Impossible de ne pas parler des mots et des idées avec le nouveau médecin cantonal, écrivain brillant, dans l’âme comme dans les actes. Il a ainsi publié quelques romans chez Bernard Campiche - peut-être bien le meilleur et le plus exigeant des éditeurs suisses: Le retour aux Indes, Le sommeil séfarade, Le voyage à Duino, d’autres textes encore, comme «Directives anticipées ou comment je veux quitter ce monde que j’aurai tant aimé malgré toutes ses sottises, et surtout comment je ne veux pas mourir». Lauréat du Prix des auditeurs de la RTS en 2010, il avait déjà été honoré par la Société des Écrivains Valaisans avec le Prix Loterie Romande 2007.

Très présente dans ses livres, l’importance de la liberté marque aussi son approche du métier: «Dans mon histoire personnelle avec la médecine, il y a cette admiration pour les réalisations du génie humain qui permet si souvent de lutter contre la fatalité, ici de la maladie, et donc de préserver ou de retrouver cette liberté dont on a tous besoin pour avancer, se réaliser, être heureux, simplement.»

 

L’objectif? Dispenser des soins justes!

Éric Masserey n’hésite pas non plus avant de qualifier sa vision de la santé publique. «Le soin juste, celui dont chacun de nous a besoin, est une valeur première pour le soignant et pour un responsable de santé publique. Il est issu d’un équilibre entre la médecine dite de premier recours, générale ou de proximité, et la médecine spécialisée. Il existe une forte valorisation des prestations médico-techniques, c’est cependant la connaissance de la personne, de son histoire, de son contexte de vie qui va permettre la prise en charge qui respecte au mieux ce qui compte essentiellement pour elle.»

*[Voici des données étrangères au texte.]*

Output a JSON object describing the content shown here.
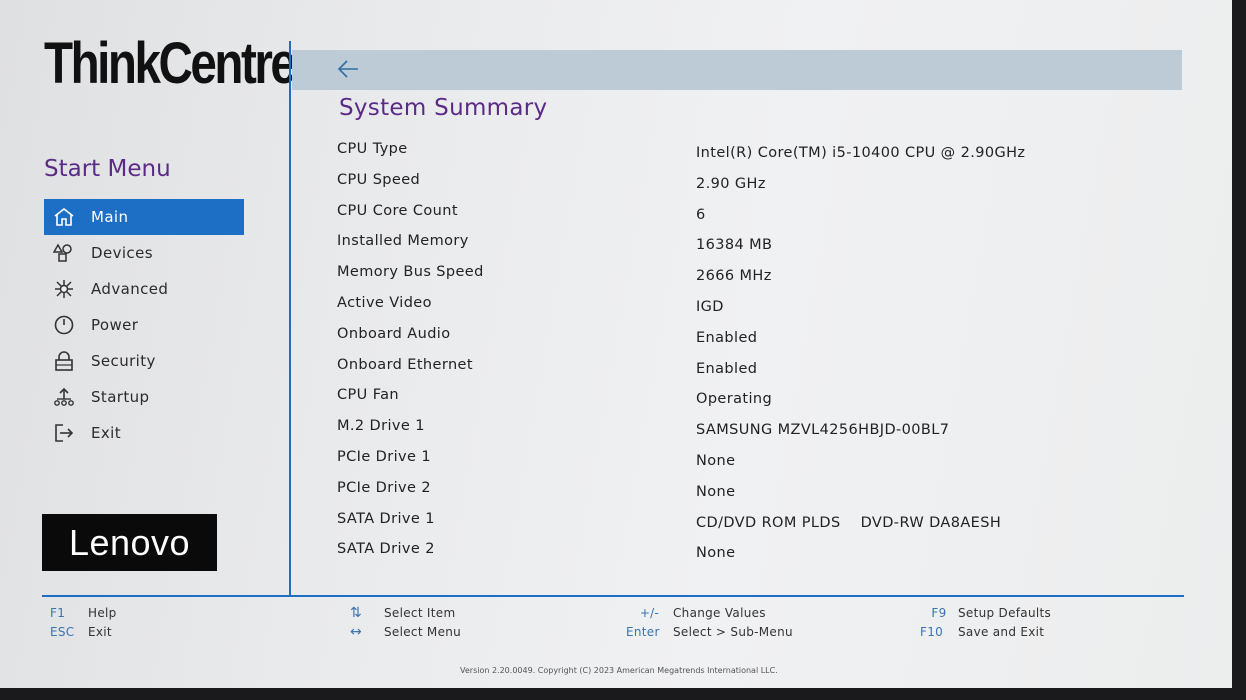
{
  "brand": {
    "name": "ThinkCentre",
    "vendor_logo": "Lenovo"
  },
  "sidebar": {
    "title": "Start Menu",
    "items": [
      {
        "label": "Main",
        "icon": "home-icon",
        "active": true
      },
      {
        "label": "Devices",
        "icon": "devices-icon",
        "active": false
      },
      {
        "label": "Advanced",
        "icon": "advanced-icon",
        "active": false
      },
      {
        "label": "Power",
        "icon": "power-icon",
        "active": false
      },
      {
        "label": "Security",
        "icon": "lock-icon",
        "active": false
      },
      {
        "label": "Startup",
        "icon": "startup-icon",
        "active": false
      },
      {
        "label": "Exit",
        "icon": "exit-icon",
        "active": false
      }
    ]
  },
  "main": {
    "back_icon": "arrow-left-icon",
    "title": "System Summary",
    "rows": [
      {
        "label": "CPU Type",
        "value": "Intel(R) Core(TM) i5-10400 CPU @ 2.90GHz"
      },
      {
        "label": "CPU Speed",
        "value": "2.90 GHz"
      },
      {
        "label": "CPU Core Count",
        "value": "6"
      },
      {
        "label": "Installed Memory",
        "value": "16384 MB"
      },
      {
        "label": "Memory Bus Speed",
        "value": "2666 MHz"
      },
      {
        "label": "Active Video",
        "value": "IGD"
      },
      {
        "label": "Onboard Audio",
        "value": "Enabled"
      },
      {
        "label": "Onboard Ethernet",
        "value": "Enabled"
      },
      {
        "label": "CPU Fan",
        "value": "Operating"
      },
      {
        "label": "M.2 Drive 1",
        "value": "SAMSUNG MZVL4256HBJD-00BL7"
      },
      {
        "label": "PCIe Drive 1",
        "value": "None"
      },
      {
        "label": "PCIe Drive 2",
        "value": "None"
      },
      {
        "label": "SATA Drive 1",
        "value": "CD/DVD ROM PLDS    DVD-RW DA8AESH"
      },
      {
        "label": "SATA Drive 2",
        "value": "None"
      }
    ]
  },
  "footer": {
    "keys": [
      {
        "key": "F1",
        "action": "Help"
      },
      {
        "key": "ESC",
        "action": "Exit"
      },
      {
        "key": "⇅",
        "action": "Select Item"
      },
      {
        "key": "↔",
        "action": "Select Menu"
      },
      {
        "key": "+/-",
        "action": "Change Values"
      },
      {
        "key": "Enter",
        "action": "Select > Sub-Menu"
      },
      {
        "key": "F9",
        "action": "Setup Defaults"
      },
      {
        "key": "F10",
        "action": "Save and Exit"
      }
    ],
    "version": "Version 2.20.0049. Copyright (C) 2023 American Megatrends International LLC."
  },
  "colors": {
    "accent": "#1c6fc4",
    "title": "#5b2a86",
    "brand_dot": "#d2101e",
    "topbar": "#bccbd6"
  }
}
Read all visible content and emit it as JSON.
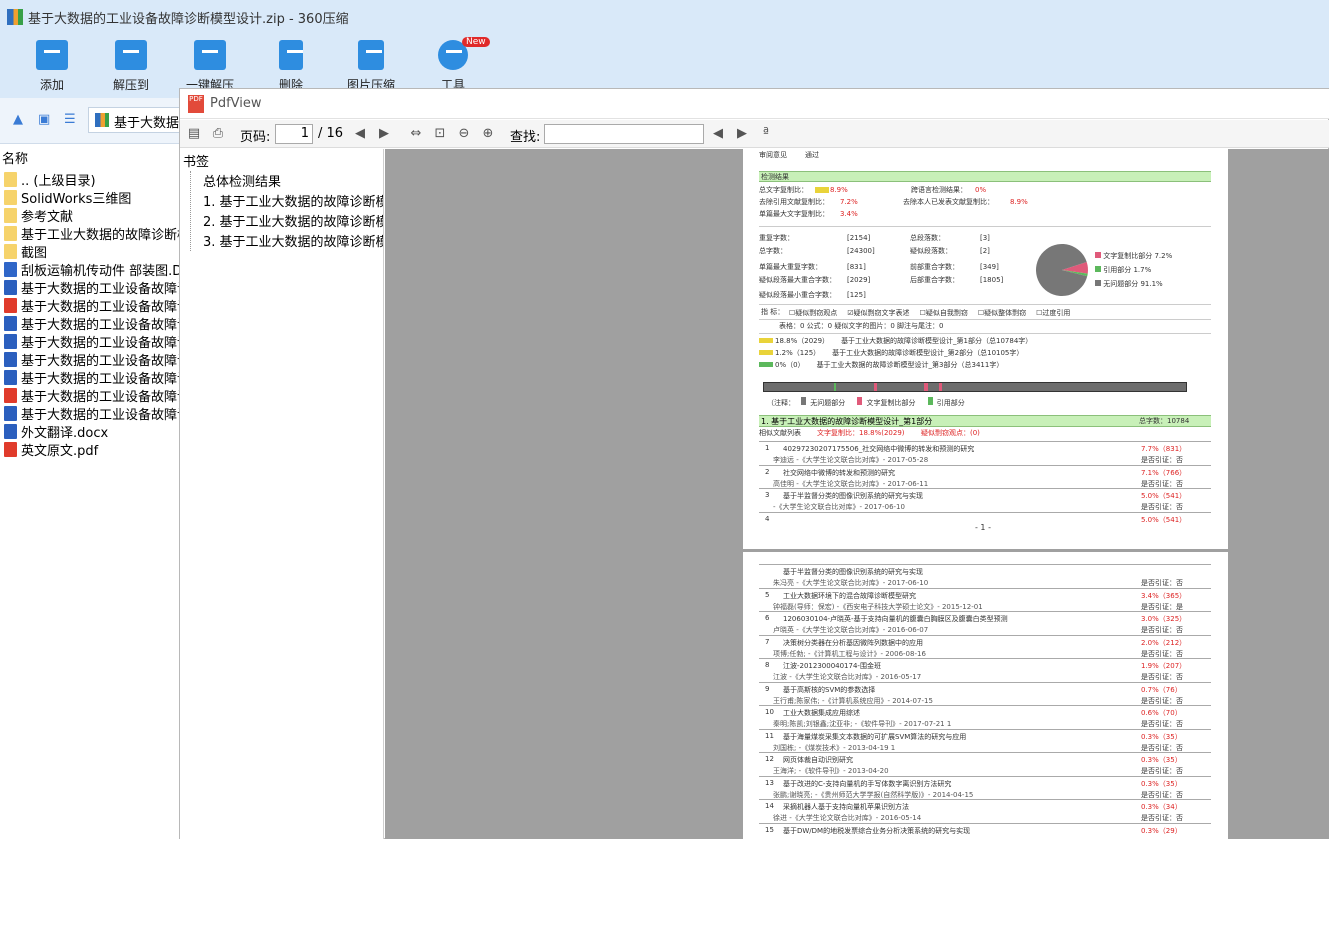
{
  "zip": {
    "title": "基于大数据的工业设备故障诊断模型设计.zip - 360压缩",
    "toolbar": [
      {
        "label": "添加",
        "icon": "add-icon"
      },
      {
        "label": "解压到",
        "icon": "extract-icon"
      },
      {
        "label": "一键解压",
        "icon": "one-click-extract-icon"
      },
      {
        "label": "删除",
        "icon": "delete-icon"
      },
      {
        "label": "图片压缩",
        "icon": "image-compress-icon"
      },
      {
        "label": "工具",
        "icon": "tools-icon",
        "badge": "New"
      }
    ],
    "address": "基于大数据的",
    "column_name": "名称",
    "files": [
      {
        "name": ".. (上级目录)",
        "type": "folder"
      },
      {
        "name": "SolidWorks三维图",
        "type": "folder"
      },
      {
        "name": "参考文献",
        "type": "folder"
      },
      {
        "name": "基于工业大数据的故障诊断模型",
        "type": "folder"
      },
      {
        "name": "截图",
        "type": "folder"
      },
      {
        "name": "刮板运输机传动件 部装图.DW",
        "type": "dwg"
      },
      {
        "name": "基于大数据的工业设备故障诊断",
        "type": "doc"
      },
      {
        "name": "基于大数据的工业设备故障诊断",
        "type": "pdf"
      },
      {
        "name": "基于大数据的工业设备故障诊断",
        "type": "doc"
      },
      {
        "name": "基于大数据的工业设备故障诊断",
        "type": "doc"
      },
      {
        "name": "基于大数据的工业设备故障诊断",
        "type": "doc"
      },
      {
        "name": "基于大数据的工业设备故障诊断",
        "type": "doc"
      },
      {
        "name": "基于大数据的工业设备故障诊断",
        "type": "pdf"
      },
      {
        "name": "基于大数据的工业设备故障诊断",
        "type": "doc"
      },
      {
        "name": "外文翻译.docx",
        "type": "doc"
      },
      {
        "name": "英文原文.pdf",
        "type": "pdf"
      }
    ]
  },
  "pdf": {
    "title": "PdfView",
    "page_label": "页码:",
    "page_current": "1",
    "page_total": "/ 16",
    "find_label": "查找:",
    "bookmarks_header": "书签",
    "bookmarks": [
      "总体检测结果",
      "1. 基于工业大数据的故障诊断模型",
      "2. 基于工业大数据的故障诊断模型",
      "3. 基于工业大数据的故障诊断模型"
    ],
    "page1": {
      "review_label": "审阅意见",
      "review_value": "通过",
      "result_header": "检测结果",
      "total_copy": "总文字复制比：",
      "total_copy_v": "8.9%",
      "cross_lang": "跨语言检测结果：",
      "cross_lang_v": "0%",
      "excl_ref": "去除引用文献复制比：",
      "excl_ref_v": "7.2%",
      "excl_self": "去除本人已发表文献复制比：",
      "excl_self_v": "8.9%",
      "single_max": "单篇最大文字复制比：",
      "single_max_v": "3.4%",
      "repeat_chars": "重复字数：",
      "repeat_chars_v": "[2154]",
      "total_para": "总段落数：",
      "total_para_v": "[3]",
      "total_chars": "总字数：",
      "total_chars_v": "[24300]",
      "sus_para": "疑似段落数：",
      "sus_para_v": "[2]",
      "single_max_repeat": "单篇最大重复字数：",
      "single_max_repeat_v": "[831]",
      "front_overlap": "前部重合字数：",
      "front_overlap_v": "[349]",
      "sus_max_overlap": "疑似段落最大重合字数：",
      "sus_max_overlap_v": "[2029]",
      "back_overlap": "后部重合字数：",
      "back_overlap_v": "[1805]",
      "sus_min_overlap": "疑似段落最小重合字数：",
      "sus_min_overlap_v": "[125]",
      "legend": [
        {
          "label": "文字复制比部分 7.2%",
          "color": "#e05a7a"
        },
        {
          "label": "引用部分 1.7%",
          "color": "#5cb85c"
        },
        {
          "label": "无问题部分 91.1%",
          "color": "#777777"
        }
      ],
      "pie": [
        7.2,
        1.7,
        91.1
      ],
      "indicator_label": "指  标：",
      "indicators": [
        {
          "label": "疑似剽窃观点",
          "checked": false
        },
        {
          "label": "疑似剽窃文字表述",
          "checked": true
        },
        {
          "label": "疑似自我剽窃",
          "checked": false
        },
        {
          "label": "疑似整体剽窃",
          "checked": false
        },
        {
          "label": "过度引用",
          "checked": false
        }
      ],
      "counts": "表格：0    公式：0    疑似文字的图片：0    脚注与尾注：0",
      "parts": [
        {
          "pct": "18.8%（2029）",
          "desc": "基于工业大数据的故障诊断模型设计_第1部分（总10784字）"
        },
        {
          "pct": "1.2%（125）",
          "desc": "基于工业大数据的故障诊断模型设计_第2部分（总10105字）"
        },
        {
          "pct": "0%（0）",
          "desc": "基于工业大数据的故障诊断模型设计_第3部分（总3411字）"
        }
      ],
      "note": "（注释：",
      "note_items": [
        "无问题部分",
        "文字复制比部分",
        "引用部分"
      ],
      "sec_title": "1. 基于工业大数据的故障诊断模型设计_第1部分",
      "sec_total": "总字数：10784",
      "sec_sub": "相似文献列表",
      "sec_copy": "文字复制比：18.8%(2029)",
      "sec_sus": "疑似剽窃观点：(0)",
      "rows": [
        {
          "n": "1",
          "t": "40297230207175506_社交网络中微博的转发和预测的研究",
          "s": "李迪远 -《大学生论文联合比对库》- 2017-05-28",
          "p": "7.7%（831）",
          "q": "是否引证：否"
        },
        {
          "n": "2",
          "t": "社交网络中微博的转发和预测的研究",
          "s": "高佳明 -《大学生论文联合比对库》- 2017-06-11",
          "p": "7.1%（766）",
          "q": "是否引证：否"
        },
        {
          "n": "3",
          "t": "基于半监督分类的图像识别系统的研究与实现",
          "s": "-《大学生论文联合比对库》- 2017-06-10",
          "p": "5.0%（541）",
          "q": "是否引证：否"
        },
        {
          "n": "4",
          "t": "",
          "s": "",
          "p": "5.0%（541）",
          "q": ""
        }
      ],
      "page_num": "- 1 -"
    },
    "page2": {
      "rows": [
        {
          "n": "",
          "t": "基于半监督分类的图像识别系统的研究与实现",
          "s": "朱冯亮 -《大学生论文联合比对库》- 2017-06-10",
          "p": "",
          "q": "是否引证：否"
        },
        {
          "n": "5",
          "t": "工业大数据环境下的混合故障诊断模型研究",
          "s": "钟福磊(导师：保宏) -《西安电子科技大学硕士论文》- 2015-12-01",
          "p": "3.4%（365）",
          "q": "是否引证：是"
        },
        {
          "n": "6",
          "t": "1206030104-卢晓英-基于支持向量机的腹囊白胸膜区及腹囊白类型预测",
          "s": "卢晓英 -《大学生论文联合比对库》- 2016-06-07",
          "p": "3.0%（325）",
          "q": "是否引证：否"
        },
        {
          "n": "7",
          "t": "决策树分类器在分析基因微阵列数据中的应用",
          "s": "项博;任勃; -《计算机工程与设计》- 2006-08-16",
          "p": "2.0%（212）",
          "q": "是否引证：否"
        },
        {
          "n": "8",
          "t": "江波-2012300040174-围金班",
          "s": "江波 -《大学生论文联合比对库》- 2016-05-17",
          "p": "1.9%（207）",
          "q": "是否引证：否"
        },
        {
          "n": "9",
          "t": "基于高斯核的SVM的参数选择",
          "s": "王行甫;陈家伟; -《计算机系统应用》- 2014-07-15",
          "p": "0.7%（76）",
          "q": "是否引证：否"
        },
        {
          "n": "10",
          "t": "工业大数据集成应用综述",
          "s": "秦明;陈凯;刘银鑫;沈亚非; -《软件导刊》- 2017-07-21 1",
          "p": "0.6%（70）",
          "q": "是否引证：否"
        },
        {
          "n": "11",
          "t": "基于海量煤炭采集文本数据的可扩展SVM算法的研究与应用",
          "s": "刘国栋; -《煤炭技术》- 2013-04-19 1",
          "p": "0.3%（35）",
          "q": "是否引证：否"
        },
        {
          "n": "12",
          "t": "网页体裁自动识别研究",
          "s": "王海洋; -《软件导刊》- 2013-04-20",
          "p": "0.3%（35）",
          "q": "是否引证：否"
        },
        {
          "n": "13",
          "t": "基于改进的C-支持向量机的手写体数字离识别方法研究",
          "s": "张鹏;谢晓亮; -《贵州师范大学学报(自然科学版)》- 2014-04-15",
          "p": "0.3%（35）",
          "q": "是否引证：否"
        },
        {
          "n": "14",
          "t": "采摘机器人基于支持向量机苹果识别方法",
          "s": "徐进 -《大学生论文联合比对库》- 2016-05-14",
          "p": "0.3%（34）",
          "q": "是否引证：否"
        },
        {
          "n": "15",
          "t": "基于DW/DM的地税发票综合业务分析决策系统的研究与实现",
          "s": "",
          "p": "0.3%（29）",
          "q": ""
        }
      ]
    }
  }
}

Le nouveau médecin cantonal n’élude ainsi pas le paradoxe qui veut que la santé doive se rapprocher de nous tandis que les grands centres hospitaliers ne cessent de croître au point de devenir des mastodontes presque ingérables: «Les progrès technologiques, rapides et remarquables, dopent le médico-technique dans nos établissements quand, à l’autre bout pour ainsi dire, des pratiques de soins, on voit bien le besoin de suivi continu des patients, qui leur évite autant que possible des complications nécessitant de recourir à ces prestations pointues.» Quels sont les enjeux actuels dans le système de santé? «Ils sont complètement intriqués, et le fonctionnement de ces intrications influe par ailleurs grandement sur les coûts. L’hôpital doit pouvoir compter sur l’extrahospitalier pour pouvoir fonctionner de façon efficiente, et réciproquement. Les capacités des soins à domicile vont déterminer très directement jusqu’où la médecine ambulatoire peut aller, et quand un patient va ou non être hospitalisé, et quand il va pouvoir sortir d’hospitalisation. J’ai expérimenté ces interdépendances quand je travaillais dans le développement des soins à domicile pédiatriques afin de permettre à des enfants qui séjournaient longtemps en soins intensifs de retourner à la maison, et même à l’école.»

 

Le Valais bien noté

«Comprenez-moi: il ne s’agit pas de rationnement des soins, mais de les anticiper en nous questionnant sans cesse sur leur pertinence. Je vous propose cette question: "Tout ce qui est possible est-il toujours souhaitable?" Avec les vastes possibilités de la médecine actuelle et la complexité des structures de santé, cette question ne devrait pas être un tabou mais une façon de répondre à celle de la meilleure prise en charge pour un patient à un moment donné.»


Nos structures, le Dr Masserey les qualifie positivement. «L’hôpital du Valais par exemple est un outil qui a de l’avance sur de nombreux cantons. La répartition géographique des sites et des fonctions me paraît faire sens. Je ne vois pas comment faire l’économie aujourd’hui d’une certaine planification hospitalière, ainsi que d’une certaine centralisation. Le Valais a les problèmes de toute la Suisse, avec des particularités, liées à sa géographie notamment. Il subit de façon plus aiguë, et plus particulièrement dans certaines régions, la pénurie de soignants. Il m’apparaît que les échanges entre les différentes institutions et responsables sont bons et c’est de bon augure pour travailler à des solutions concrètes. Le système de santé doit continuer d’évoluer et son développement se fera avec. Il se fera avec les partenaires de la santé et avec la population.»